Performance data (latency) for VGG16 layer-by-layer inference on T4


I am looking for published performance data (latency in mili-seconds) for Tesla T4 inference processing with a VGG16 CNN network.
Specifically, layer-by-layer latency when executing inference with the VGG16 model, using the ImageNet dataset ( or other similar dataset ).

I am looking for latency data (start of inference processing by a T4 layer to end of processing by the same layer) listed for each layer : for example

CONV1 layer - x1 mili-sec
CONV2 layer - x2 mili-sec

Fully_connected FC8 layer - y_fc8 mili-sec
Fully_connected FC7 layer - y_fc7 mili-sec
Fully_connected FC6 layer - y_fc6 mili-sec

these are the layers I’m interested in. I have a VLSI hardware background and I’m familiar with (multi-cycle) hardware pipeline stages, with start/done processing flags per stage; these start/done flags allow for easy and accurate hardware latency measurements per stage.
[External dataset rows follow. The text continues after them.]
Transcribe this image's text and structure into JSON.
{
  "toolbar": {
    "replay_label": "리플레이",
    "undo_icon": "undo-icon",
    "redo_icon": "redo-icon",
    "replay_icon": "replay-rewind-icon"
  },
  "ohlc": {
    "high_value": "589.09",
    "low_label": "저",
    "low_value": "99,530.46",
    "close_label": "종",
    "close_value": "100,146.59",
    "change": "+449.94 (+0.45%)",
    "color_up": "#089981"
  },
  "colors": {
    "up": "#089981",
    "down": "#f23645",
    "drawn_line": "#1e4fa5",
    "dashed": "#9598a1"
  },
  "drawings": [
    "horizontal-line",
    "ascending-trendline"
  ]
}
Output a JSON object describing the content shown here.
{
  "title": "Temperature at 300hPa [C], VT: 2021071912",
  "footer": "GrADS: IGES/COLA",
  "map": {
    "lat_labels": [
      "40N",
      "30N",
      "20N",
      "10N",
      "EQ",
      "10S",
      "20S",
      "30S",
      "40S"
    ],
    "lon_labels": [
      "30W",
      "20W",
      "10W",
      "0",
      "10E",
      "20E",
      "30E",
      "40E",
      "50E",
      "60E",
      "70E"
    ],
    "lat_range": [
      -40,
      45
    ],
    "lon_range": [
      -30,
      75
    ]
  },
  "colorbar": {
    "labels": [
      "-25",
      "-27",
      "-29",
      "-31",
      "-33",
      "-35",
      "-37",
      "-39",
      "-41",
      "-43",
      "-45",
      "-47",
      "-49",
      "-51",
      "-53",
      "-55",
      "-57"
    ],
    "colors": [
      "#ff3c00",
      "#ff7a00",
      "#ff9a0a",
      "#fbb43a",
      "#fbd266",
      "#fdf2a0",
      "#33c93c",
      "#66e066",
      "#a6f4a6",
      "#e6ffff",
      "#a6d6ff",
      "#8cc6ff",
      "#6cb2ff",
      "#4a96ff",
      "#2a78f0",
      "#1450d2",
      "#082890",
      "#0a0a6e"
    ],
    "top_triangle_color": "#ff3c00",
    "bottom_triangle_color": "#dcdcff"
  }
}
Intuitively, similar start/done flags for each CNN layer can be used to profile inferencing latency per layer, Perhaps the T4 has such start/done flags and they have been used by software applications to extract layer-by-layer inference latency ?

I’m aware of these benchmarks :

Edge TPU performance benchmarks | Coral

for a VGG16 model, but they list inference processing latency for the entire VGG16 model, and don’t have a layer-by-layer breakdown of the processing latency.

thank you,
Nick Iliev, Ph.D.
Research Associate